$2 million settlement for family of mentally ill Filipino shot dead by cops

LONG BEACH — After 2 and 1/2 years, the case involving a Filipino man shot to death by police officers has reached a settlement.

Attorneys for the Saycon family announced that they have finalized a $2 million dollar settlement with the city of Long Beach, CA for the 2016 shooting of 39-year-old, Bicol-born Mharloun.

Mharloun, who had mental health issues for the past 15 years, was at a Long Beach casino in December 2015.

While his schizophrenia was mostly under control, he would have relapses — including on the night of the incident on when he was holding a knife in the casino lobby.

According to lawyers, while the casino staff said Saycon was passively sitting and not considered a threat, they called in police hoping to escort him out.

The family then claimed that excessive force was used, and eventually police shot and killed him.

The family went on to file a lawsuit against the city of Long Beach in March 2016.


“He needed help and the help didn’t come, but instead the worst came,” said his father Khanly Saycon.

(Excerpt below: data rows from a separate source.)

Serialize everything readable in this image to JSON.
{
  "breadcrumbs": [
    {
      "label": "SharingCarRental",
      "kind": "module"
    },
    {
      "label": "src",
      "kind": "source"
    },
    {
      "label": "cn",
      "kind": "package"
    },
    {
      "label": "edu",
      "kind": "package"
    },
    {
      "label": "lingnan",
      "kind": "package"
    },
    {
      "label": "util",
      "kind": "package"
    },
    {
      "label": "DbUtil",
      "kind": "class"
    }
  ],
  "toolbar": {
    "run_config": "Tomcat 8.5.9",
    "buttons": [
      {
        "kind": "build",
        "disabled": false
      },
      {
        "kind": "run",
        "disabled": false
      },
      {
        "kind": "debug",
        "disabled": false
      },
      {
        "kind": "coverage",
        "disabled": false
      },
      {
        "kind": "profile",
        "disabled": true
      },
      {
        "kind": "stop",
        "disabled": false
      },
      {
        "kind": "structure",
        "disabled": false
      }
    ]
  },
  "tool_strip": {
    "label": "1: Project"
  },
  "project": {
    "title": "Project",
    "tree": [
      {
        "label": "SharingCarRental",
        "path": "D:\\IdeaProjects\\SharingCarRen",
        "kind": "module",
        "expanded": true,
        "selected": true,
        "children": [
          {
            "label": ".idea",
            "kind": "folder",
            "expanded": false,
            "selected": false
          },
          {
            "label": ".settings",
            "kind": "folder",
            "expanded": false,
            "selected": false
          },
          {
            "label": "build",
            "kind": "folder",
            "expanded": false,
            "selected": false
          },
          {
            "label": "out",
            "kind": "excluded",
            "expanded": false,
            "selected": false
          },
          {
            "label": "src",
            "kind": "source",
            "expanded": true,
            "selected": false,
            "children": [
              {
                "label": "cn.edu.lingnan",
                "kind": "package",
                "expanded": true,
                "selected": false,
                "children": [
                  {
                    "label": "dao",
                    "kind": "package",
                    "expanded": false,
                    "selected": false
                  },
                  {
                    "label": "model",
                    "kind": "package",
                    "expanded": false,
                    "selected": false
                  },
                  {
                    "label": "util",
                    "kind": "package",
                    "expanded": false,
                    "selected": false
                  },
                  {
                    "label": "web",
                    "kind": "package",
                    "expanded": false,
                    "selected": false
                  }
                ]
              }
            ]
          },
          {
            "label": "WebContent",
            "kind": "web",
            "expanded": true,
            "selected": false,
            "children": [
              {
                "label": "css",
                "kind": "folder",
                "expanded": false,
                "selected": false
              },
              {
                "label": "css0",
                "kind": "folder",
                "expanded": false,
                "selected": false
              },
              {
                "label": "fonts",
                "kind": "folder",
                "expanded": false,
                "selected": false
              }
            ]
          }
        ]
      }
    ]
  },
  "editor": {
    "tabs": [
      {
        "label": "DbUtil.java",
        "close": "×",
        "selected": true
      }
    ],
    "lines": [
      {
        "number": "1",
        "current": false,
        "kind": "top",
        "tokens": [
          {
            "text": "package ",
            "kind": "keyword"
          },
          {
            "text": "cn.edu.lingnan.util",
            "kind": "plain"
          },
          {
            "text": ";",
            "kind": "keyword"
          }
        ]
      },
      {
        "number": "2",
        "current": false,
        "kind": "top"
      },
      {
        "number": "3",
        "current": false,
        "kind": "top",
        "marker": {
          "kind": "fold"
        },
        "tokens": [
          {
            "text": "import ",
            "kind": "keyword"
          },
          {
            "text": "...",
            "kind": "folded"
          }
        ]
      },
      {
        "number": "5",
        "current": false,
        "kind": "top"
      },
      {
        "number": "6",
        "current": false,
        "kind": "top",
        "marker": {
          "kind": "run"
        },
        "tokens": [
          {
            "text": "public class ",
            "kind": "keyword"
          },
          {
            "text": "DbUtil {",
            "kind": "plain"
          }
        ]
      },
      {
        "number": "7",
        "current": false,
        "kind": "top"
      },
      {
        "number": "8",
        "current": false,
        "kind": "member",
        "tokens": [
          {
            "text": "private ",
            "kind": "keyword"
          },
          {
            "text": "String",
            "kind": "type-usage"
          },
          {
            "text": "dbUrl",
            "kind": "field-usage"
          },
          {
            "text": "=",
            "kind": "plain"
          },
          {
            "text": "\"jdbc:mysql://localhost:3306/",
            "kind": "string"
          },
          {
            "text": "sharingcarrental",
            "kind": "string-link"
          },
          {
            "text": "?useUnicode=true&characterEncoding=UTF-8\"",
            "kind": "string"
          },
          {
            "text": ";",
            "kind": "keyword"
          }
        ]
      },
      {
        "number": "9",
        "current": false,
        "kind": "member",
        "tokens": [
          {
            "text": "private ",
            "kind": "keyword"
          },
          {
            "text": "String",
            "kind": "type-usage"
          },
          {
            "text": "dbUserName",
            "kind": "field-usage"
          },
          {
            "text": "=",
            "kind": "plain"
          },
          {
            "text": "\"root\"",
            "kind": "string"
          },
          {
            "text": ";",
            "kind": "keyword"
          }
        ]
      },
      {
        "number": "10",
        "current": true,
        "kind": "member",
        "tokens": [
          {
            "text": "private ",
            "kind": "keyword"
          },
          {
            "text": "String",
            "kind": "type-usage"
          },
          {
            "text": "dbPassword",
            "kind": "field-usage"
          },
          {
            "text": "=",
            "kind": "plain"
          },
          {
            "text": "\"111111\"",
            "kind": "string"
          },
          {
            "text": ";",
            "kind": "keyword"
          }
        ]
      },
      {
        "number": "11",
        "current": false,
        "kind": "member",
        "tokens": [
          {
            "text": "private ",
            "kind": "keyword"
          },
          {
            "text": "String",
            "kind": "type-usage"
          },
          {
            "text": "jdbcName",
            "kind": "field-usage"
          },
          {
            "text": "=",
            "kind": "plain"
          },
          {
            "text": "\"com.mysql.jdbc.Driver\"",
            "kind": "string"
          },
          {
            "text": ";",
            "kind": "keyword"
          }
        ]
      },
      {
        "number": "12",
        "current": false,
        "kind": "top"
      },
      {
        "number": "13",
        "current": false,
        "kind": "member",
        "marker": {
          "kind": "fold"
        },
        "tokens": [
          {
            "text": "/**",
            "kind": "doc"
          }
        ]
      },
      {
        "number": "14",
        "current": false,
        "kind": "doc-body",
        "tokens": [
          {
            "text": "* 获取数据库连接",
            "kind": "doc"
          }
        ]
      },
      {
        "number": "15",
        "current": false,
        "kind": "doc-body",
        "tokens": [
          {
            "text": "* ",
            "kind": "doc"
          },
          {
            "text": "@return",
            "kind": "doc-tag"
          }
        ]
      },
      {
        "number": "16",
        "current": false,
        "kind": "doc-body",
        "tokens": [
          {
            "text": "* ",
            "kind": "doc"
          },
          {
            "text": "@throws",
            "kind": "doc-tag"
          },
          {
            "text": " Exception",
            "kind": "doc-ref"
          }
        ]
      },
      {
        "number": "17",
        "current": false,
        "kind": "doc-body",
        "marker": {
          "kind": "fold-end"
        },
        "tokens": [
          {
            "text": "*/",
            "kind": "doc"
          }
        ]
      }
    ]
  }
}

“When the police officers came in they did not even attempt to negotiate or try to find out what’s going on. As I’ve said, they came in with their guns drawn. Employed a level of force with the evidence shows which is clearly excessive,” said Attorney Joe Saya.

Shortly before the scheduled November 2017 trial, the city council approved it and the settlement was finalized last month.

The civil settlement avoids both the city and family from going to court.

Under the settlement, the city of Long Beach does not accept responsibility for Saycon’s death.

In their press release, Saycon’s parents say that all they want is their son back, adding that they hope this case can save lives by holding police more accountable.


The settlement essentially puts an end to the civil proceedings.

However, the Saycon family is hoping that Mharloun’s life can continue to have an impact, especially when it comes to police officers and how they interact with a mentally ill person.